Lyme arthritis-susceptible C3H/HeJ mice (n = 10/group) were infected with B. burgdorferi and were left either alone (control) or subjected to sleep fragmentation (SF). Arthritis development or resolution were monitored. The impact of SF on immune and inflammatory parameters such as arthritis severity scores, anti-borrelia antibody production, and bacterial clearance was measured. We also determined the effect of SF on arthritis resolution in C3H mice deficient in leukotriene (LT) B signaling (BLT1/2) who display delayed Lyme arthritis resolution.
SF had no significant impact on Lyme arthritis development or inflammatory parameters regardless of whether SF treatment began 1 week prior to or congruent with infection.
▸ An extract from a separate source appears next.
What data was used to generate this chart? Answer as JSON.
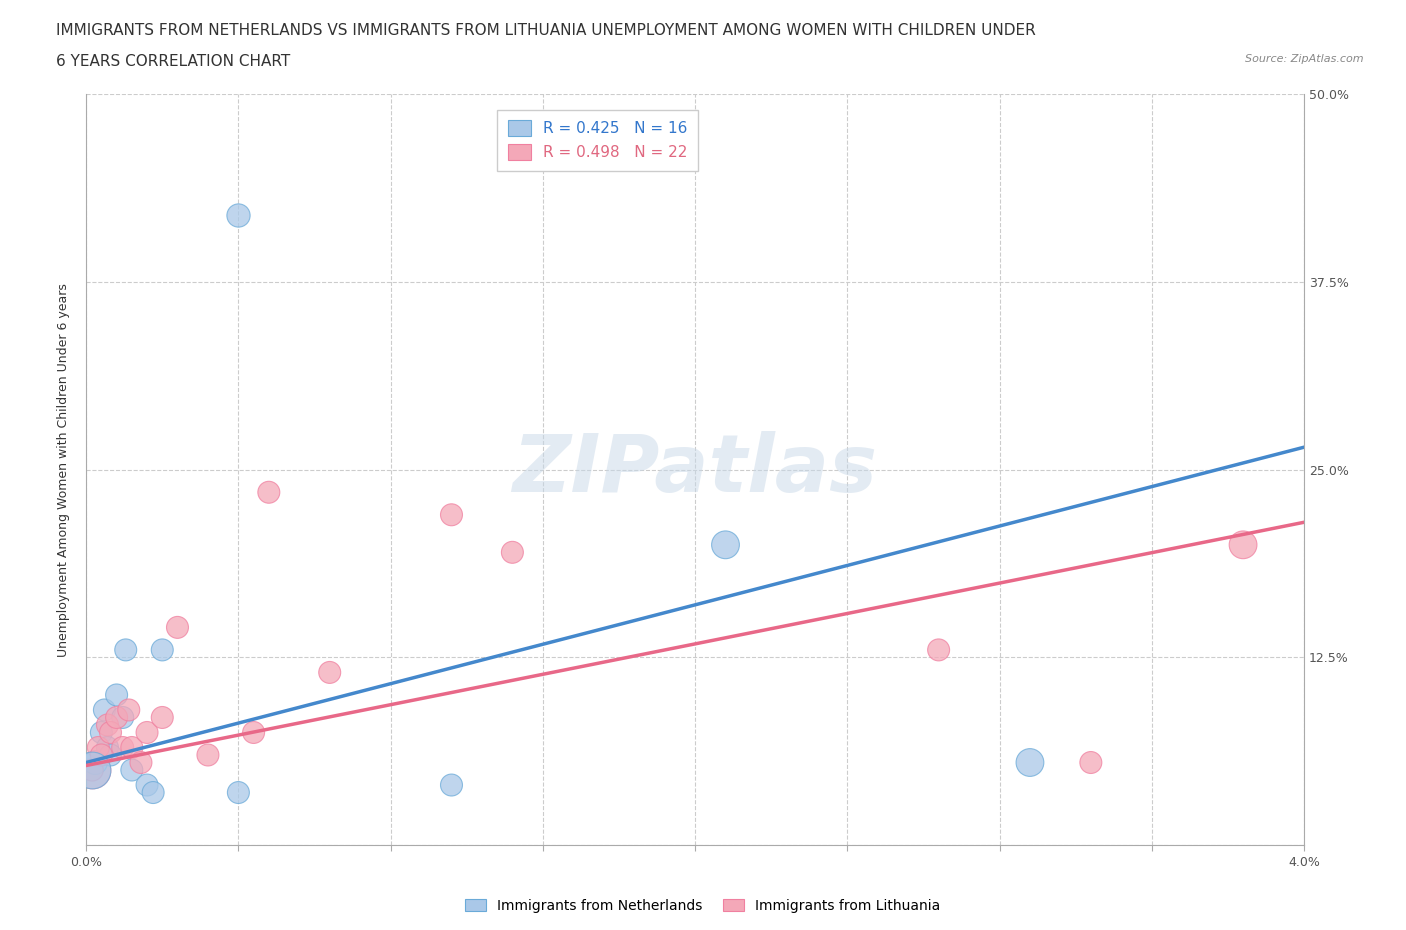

However, initiation of SF at the peak of arthritis resulted in a significant delay in arthritis resolution as measured by joint edema, arthritis severity scores, and decreased bacterial clearance from the joint. This was accompanied by significant changes in joint cytokine transcription levels (e.g., increased TNFα and decreased IL-4). SF has no significant impact on Lyme arthritis resolution in the BLT1/2 mice.
Poor sleep, especially near the peak of arthritis inflammation, may delay initiation of resolution programs possibly through altering cytokine production and host immune responses, leading to defects in spirochete clearance and prolonged disease.
莱姆关节炎是伯氏疏螺旋体(莱姆病的病原体)感染的一种常见晚期并发症。莱姆关节炎患者报告睡眠障碍与疼痛相关的水平增加。使用实验性莱姆关节炎的小鼠模型,我们研究了睡眠中断对关节炎症的发展和消退的影响。
莱姆关节炎易感的 C3H/HeJ 小鼠(每组 n=10)感染伯氏疏螺旋体,并保持单独(对照)或睡眠片段化(SF)。监测关节炎的发展或消退。测量 SF 对免疫和炎症参数的影响,如关节炎严重程度评分、抗伯氏疏螺旋体抗体产生和细菌清除。我们还确定了 SF 对 C3H 小鼠(缺乏白三烯(LT)B 信号转导 BLT1/2)关节炎消退延迟的影响,这些小鼠显示出延迟的莱姆关节炎消退。
SF 对莱姆关节炎的发展或炎症参数没有显著影响,无论 SF 治疗是在感染前 1 周开始还是与感染同时开始。然而,在关节炎高峰期开始 SF 治疗会导致关节炎消退明显延迟,如关节肿胀、关节炎严重程度评分和关节中细菌清除减少。这伴随着关节细胞因子转录水平的显著变化(例如,TNFα 增加和 IL-4 减少)。SF 对 BLT1/2 小鼠的莱姆关节炎消退没有显著影响。
睡眠质量差,尤其是在关节炎炎症高峰期附近,可能会延迟开始消退程序,可能是通过改变细胞因子产生和宿主免疫反应,导致螺旋体清除缺陷和疾病延长。